Most general waveforms used for driving a vibrator include stationary waves, periodic waves, and irregular waves. It is important to use each waveform, according to the characteristics and case.

 

 

Stationary wave

 

A stationary wave refers to a regular excitation by a sine wave. However, actually, a stationary wave generates low-speed sine wave excitation by sweeping through the slow change of frequency or discontinuous sine wave excitation.

 

(Advantages)

• The maximum possible energy can be applied to the object. (A small vibrator is adequate.)

• The amplitude, phase, duration of excitation force, and frequency variability rate can be accurately adjusted.

• The peak factor is 1.4, which is the lowest among all the waveforms.

• The S/N ratio is by far the largest.

• Nonlinearity can be characterized. In sine wave excitation, the impact of nonlinearity is highest.

 

(Disadvantages)

• Since the impact of nonlinearity is most prominent, the impact may result in distortion of the frequency response function or discontinuity if such impact appears.

• It takes too long.

 

 

Periodic wave

 

This signal mode is most compatible with FFT. This mode is most generally used since a signal generator can be installed in the FFT analyzer. Periodic waves include swept sine (chirp), periodic random, and pseudo random.

 

 

(Common advantages)

• No leakage error occurs at frequency analysis. The common advantages of these periodic waves are uniform and even distribution of frequency spectrum amplitudes, low peak factors, and strong noise-resistant response. The power spectrum densities of imported data at a time completely match. Since the power spectrum density is constant, less noise elimination averaging is required.

 

(Common disadvantages)

• Harmonic wave distortion that is generated by non-linearity such as a structural looseness and amplitude dependency cannot be removed by averaging processing since the same item appears repeatedly cyclically. A satisfactory result cannot be obtained if an object of large non-linearity is excited with a periodic wave.

 

 

Pseudo Random

Although this signal appears to be a complete random wave, the wave is a complete definite periodic wave, which is formed by overlapping of sine waves of equal amplitude at the full sampling frequency point. This is a pseudo random wave. The impact of external disturbances can be eliminated by averaging.

 

(Advantages)

• Amplitudes and frequency bands of excitation signals can be given freely and accurately.

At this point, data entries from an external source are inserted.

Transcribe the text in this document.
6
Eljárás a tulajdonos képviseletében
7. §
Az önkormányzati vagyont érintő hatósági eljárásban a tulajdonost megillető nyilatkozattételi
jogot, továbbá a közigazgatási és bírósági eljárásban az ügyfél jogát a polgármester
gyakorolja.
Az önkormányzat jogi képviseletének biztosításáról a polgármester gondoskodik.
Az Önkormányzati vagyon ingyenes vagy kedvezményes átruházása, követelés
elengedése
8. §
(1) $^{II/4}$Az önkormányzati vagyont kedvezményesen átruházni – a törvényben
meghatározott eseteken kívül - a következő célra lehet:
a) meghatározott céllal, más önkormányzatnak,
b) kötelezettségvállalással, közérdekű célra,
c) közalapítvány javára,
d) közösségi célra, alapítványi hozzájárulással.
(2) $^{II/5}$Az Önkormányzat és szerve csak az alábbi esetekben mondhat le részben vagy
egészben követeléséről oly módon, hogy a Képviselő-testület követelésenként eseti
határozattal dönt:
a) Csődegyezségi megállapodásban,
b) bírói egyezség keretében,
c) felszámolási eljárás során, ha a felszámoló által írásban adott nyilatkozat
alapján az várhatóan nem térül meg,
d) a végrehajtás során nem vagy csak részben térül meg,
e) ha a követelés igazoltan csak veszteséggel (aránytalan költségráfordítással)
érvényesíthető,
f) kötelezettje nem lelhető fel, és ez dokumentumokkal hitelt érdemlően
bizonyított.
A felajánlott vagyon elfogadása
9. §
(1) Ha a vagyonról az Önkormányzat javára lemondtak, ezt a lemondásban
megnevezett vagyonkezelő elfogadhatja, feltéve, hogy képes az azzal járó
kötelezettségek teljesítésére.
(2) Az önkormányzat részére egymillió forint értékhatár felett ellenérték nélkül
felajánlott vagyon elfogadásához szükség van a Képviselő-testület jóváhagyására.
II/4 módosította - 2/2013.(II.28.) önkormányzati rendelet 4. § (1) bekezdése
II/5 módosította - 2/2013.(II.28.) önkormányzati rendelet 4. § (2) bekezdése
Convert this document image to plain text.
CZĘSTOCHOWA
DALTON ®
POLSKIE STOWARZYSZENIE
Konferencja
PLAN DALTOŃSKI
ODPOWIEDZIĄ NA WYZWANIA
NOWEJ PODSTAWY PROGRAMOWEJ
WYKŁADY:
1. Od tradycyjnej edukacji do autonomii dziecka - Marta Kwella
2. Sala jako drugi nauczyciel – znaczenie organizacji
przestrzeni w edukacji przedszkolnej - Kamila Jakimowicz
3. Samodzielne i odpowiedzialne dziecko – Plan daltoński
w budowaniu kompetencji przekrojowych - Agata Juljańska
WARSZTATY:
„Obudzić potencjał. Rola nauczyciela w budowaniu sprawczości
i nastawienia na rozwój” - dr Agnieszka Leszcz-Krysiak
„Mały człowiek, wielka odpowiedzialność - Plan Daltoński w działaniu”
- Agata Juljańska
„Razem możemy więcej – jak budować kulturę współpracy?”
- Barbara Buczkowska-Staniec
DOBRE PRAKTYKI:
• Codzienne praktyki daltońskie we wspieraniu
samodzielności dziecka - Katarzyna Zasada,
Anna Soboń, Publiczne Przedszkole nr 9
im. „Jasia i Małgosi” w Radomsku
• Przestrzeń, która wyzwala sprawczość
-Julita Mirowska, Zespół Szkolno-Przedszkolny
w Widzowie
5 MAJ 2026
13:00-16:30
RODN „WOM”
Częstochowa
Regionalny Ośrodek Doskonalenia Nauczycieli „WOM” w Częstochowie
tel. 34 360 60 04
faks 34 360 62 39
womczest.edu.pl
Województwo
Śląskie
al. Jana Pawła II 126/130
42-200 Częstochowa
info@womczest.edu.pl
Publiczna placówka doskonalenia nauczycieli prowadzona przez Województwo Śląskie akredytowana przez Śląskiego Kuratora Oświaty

• Amplitudes of excitation signals are constant and do not lean toward a specific frequency.

• Since all the frequencies are excited simultaneously and evenly, the response peak factor is lower than that of swept sine.

• Response leakage errors and resolution errors can be eliminated.

• Impact of external disturbance can be eliminated by averaging.

 

 

(Disadvantage)

• Easily influenced by non-linearity. The frequency is susceptible to the impact of looseness and non-linearity and the impact cannot be eliminated by averaging since they appear cyclically.

• Since all the frequency bands are excited, excitation energy per frequency is smaller than that of a stationary wave.